You can see this task in action by viewing the Web demo For more information about the capabilities, models, and configuration options of this task, see the Overview.

Code example

The MediaPipe Tasks example code is a basic implementation of a Gesture Recognizer app for iOS. The example uses the camera on a physical iOS device to to continuously detect hand gestures, and can also use images and videos from the device gallery to statically detect gestures.

You can use the app as a starting point for your own iOS app, or refer to it when modifying an existing app. The Gesture Recognizer example code is hosted on GitHub.

Download the code

The following instructions show you how to create a local copy of the example code using the git command line tool.

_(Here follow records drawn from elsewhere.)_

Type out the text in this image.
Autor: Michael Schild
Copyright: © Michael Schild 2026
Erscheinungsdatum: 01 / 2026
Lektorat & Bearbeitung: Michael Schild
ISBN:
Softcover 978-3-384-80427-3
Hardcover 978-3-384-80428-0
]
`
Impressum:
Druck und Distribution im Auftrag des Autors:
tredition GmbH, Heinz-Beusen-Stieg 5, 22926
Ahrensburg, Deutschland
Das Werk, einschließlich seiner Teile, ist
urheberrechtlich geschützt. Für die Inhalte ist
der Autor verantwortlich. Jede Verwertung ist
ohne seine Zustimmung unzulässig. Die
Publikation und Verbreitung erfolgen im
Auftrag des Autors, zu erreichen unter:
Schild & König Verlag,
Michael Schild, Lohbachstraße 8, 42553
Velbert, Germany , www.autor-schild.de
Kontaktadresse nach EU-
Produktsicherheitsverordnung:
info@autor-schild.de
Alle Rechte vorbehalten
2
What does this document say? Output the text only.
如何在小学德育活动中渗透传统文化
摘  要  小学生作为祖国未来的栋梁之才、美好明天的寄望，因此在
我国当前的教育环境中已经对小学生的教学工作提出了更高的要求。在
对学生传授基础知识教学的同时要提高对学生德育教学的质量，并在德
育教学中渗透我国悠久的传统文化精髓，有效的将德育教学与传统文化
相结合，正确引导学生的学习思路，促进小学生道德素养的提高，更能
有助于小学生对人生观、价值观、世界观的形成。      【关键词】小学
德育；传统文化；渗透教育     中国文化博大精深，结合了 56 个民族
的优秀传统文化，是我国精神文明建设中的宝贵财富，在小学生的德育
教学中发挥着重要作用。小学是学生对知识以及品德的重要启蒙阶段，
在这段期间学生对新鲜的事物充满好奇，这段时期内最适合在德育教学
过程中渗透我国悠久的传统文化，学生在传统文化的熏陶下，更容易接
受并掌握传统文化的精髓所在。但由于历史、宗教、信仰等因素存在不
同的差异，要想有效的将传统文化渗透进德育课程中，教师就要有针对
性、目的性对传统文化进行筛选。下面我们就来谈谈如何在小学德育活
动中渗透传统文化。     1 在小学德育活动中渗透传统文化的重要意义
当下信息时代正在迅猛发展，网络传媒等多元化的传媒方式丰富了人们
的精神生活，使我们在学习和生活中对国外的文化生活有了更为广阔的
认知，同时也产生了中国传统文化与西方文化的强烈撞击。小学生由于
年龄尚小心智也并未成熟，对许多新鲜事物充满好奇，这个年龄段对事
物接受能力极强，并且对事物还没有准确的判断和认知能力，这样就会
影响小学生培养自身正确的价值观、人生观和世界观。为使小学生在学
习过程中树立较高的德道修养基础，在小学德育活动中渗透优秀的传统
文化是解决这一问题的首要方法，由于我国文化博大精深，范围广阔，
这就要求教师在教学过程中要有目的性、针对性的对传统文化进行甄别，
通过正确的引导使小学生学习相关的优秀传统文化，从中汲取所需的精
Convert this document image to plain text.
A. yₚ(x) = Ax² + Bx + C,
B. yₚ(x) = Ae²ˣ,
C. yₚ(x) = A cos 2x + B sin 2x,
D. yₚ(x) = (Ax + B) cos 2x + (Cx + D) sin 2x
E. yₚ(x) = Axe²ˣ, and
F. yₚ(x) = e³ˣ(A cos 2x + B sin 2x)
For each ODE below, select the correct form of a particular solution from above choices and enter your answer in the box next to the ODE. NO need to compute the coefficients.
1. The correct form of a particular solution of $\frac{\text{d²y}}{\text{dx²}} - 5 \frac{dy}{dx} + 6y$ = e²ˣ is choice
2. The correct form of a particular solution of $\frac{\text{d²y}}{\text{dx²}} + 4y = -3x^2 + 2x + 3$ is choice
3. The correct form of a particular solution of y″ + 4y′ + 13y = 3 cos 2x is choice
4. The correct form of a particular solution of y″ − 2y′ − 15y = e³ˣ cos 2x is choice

To download the example code:

  1. Clone the git repository using the following command:

    git clone https://github.com/google-ai-edge/mediapipe-samples
    
  2. Optionally, configure your git instance to use sparse checkout, so you have only the files for the Gesture Recognizer example app:

    cd mediapipe
    git sparse-checkout init --cone
    git sparse-checkout set examples/gesture_recognizer/ios/
    

After creating a local version of the example code, you can install the MediaPipe task library, open the project using Xcode and run the app. For instructions, see the Setup Guide for iOS.

Key components

The following files contain the crucial code for the Gesture Recognizer example application:

Setup

This section describes key steps for setting up your development environment and code projects to use Gesture Recognizer. For general information on setting up your development environment for using MediaPipe tasks, including platform version requirements, see the Setup guide for iOS.

Dependencies

Gesture Recognizer uses the MediaPipeTasksVision library, which must be installed using CocoaPods. The library is compatible with both Swift and Objective-C apps and does not require any additional language-specific setup.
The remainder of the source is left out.